Sie können eine grundlegende Driftüberwachung implementieren, indem Sie die Zuverlässigkeit der Vorhersagen Ihres Modells überprüfen. Wenn die durchschnittliche
Zuverlässigkeit durchgehend unter einen vertrauenswürdigen Schwellenwert fällt, kann dies einen Alarm zur Datenüberprüfung auslösen.
from ultralytics import YOLO
# Load the official YOLO26 model
model = YOLO("yolo26n.pt")
# Run inference on a new image from the production stream
results = model("https://ultralytics.com/images/bus.jpg")
# Monitor confidence scores; consistently low scores may signal data drift
for result in results:
for box in result.boxes:
print(f"Class: {box.cls}, Confidence: {box.conf.item():.2f}")
Das Management von Datenabweichungen ist keine einmalige Angelegenheit, sondern ein kontinuierlicher Lebenszyklusprozess.
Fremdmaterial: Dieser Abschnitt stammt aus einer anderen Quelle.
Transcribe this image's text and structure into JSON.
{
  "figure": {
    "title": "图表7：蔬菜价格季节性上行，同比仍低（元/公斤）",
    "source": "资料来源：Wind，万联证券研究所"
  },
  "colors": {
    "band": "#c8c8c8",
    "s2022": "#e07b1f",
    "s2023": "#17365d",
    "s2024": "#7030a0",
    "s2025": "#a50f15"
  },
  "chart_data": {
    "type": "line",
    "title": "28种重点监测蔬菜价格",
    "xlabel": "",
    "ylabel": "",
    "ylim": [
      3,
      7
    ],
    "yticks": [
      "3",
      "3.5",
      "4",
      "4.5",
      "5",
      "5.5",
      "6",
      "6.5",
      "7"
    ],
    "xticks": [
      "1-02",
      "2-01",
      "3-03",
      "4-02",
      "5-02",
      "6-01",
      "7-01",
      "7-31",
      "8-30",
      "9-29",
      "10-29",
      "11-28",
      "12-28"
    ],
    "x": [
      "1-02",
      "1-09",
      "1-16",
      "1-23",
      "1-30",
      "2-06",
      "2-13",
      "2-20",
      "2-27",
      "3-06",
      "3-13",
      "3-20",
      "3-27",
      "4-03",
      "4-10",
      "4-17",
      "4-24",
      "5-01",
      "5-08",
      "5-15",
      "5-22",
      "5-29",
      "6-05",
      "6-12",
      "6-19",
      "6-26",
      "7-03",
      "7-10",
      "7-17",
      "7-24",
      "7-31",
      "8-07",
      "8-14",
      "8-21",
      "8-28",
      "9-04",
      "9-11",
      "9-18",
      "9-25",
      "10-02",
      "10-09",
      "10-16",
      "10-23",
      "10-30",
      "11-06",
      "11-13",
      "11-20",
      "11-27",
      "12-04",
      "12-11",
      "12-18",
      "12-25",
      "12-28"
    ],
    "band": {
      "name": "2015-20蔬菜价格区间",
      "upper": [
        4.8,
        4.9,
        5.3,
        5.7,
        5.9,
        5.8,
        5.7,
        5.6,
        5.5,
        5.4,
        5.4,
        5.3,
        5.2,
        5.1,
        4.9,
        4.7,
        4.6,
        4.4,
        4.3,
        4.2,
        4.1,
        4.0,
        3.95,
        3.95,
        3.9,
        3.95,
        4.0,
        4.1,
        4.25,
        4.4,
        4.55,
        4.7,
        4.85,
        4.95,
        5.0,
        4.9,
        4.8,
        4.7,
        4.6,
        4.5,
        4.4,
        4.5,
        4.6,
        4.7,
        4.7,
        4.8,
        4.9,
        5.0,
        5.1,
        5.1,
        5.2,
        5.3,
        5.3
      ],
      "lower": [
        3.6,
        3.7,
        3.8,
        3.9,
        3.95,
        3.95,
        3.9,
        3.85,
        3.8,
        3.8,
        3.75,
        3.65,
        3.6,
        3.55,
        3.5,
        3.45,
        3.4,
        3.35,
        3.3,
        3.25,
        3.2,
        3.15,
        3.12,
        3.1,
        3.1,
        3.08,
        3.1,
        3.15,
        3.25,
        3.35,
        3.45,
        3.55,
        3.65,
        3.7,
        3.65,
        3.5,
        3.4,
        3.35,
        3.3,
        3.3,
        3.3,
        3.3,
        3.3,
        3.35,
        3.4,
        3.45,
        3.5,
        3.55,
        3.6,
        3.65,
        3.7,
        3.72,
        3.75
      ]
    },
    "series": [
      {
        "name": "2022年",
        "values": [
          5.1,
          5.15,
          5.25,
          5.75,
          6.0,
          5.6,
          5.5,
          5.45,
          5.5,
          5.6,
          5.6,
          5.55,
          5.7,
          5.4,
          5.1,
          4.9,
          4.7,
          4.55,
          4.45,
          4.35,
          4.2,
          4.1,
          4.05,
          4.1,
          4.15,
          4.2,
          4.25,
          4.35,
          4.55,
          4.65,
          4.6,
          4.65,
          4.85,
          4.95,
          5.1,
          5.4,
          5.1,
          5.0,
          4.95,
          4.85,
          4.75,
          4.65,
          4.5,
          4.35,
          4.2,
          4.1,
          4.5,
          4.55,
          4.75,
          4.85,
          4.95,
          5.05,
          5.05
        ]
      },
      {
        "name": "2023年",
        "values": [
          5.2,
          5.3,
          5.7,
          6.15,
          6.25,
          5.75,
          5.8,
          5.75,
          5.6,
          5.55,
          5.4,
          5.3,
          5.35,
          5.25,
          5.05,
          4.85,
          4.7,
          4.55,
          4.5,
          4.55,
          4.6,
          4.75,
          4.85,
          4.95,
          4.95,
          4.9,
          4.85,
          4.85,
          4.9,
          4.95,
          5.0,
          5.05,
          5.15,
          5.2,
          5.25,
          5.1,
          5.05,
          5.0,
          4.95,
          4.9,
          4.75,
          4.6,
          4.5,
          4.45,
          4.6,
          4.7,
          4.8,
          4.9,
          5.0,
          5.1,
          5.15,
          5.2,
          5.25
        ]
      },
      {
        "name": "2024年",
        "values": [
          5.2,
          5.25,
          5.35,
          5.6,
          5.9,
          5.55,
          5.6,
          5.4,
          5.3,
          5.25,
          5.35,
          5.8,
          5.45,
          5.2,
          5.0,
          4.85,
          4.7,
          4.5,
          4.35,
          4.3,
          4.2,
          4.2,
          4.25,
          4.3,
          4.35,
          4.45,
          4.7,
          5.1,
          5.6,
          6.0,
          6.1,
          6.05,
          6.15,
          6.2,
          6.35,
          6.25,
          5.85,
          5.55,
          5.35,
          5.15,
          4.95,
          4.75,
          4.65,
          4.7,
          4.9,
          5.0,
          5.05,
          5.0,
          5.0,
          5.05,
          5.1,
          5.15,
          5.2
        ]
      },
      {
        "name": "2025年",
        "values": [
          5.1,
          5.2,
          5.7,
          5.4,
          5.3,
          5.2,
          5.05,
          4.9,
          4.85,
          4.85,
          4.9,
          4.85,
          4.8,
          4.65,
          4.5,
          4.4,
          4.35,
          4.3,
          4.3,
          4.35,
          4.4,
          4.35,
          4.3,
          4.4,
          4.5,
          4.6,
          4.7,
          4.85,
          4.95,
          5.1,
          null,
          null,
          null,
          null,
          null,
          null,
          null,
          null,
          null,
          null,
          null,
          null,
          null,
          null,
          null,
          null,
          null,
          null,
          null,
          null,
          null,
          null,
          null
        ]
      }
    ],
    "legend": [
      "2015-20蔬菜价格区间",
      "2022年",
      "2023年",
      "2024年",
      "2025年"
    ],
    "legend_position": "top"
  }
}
Cloud-Anbieter bieten Managed Services
wie AWS SageMaker Model Monitor oder
Google Vertex AI an, um diesen Prozess zu automatisieren. Durch die proaktive Überwachung
dieser Verschiebungen stellen Unternehmen sicher, dass ihre Modelle robust bleiben und hohe Standards in Bezug auf
KI-Sicherheit und betriebliche Effizienz aufrechterhalten werden.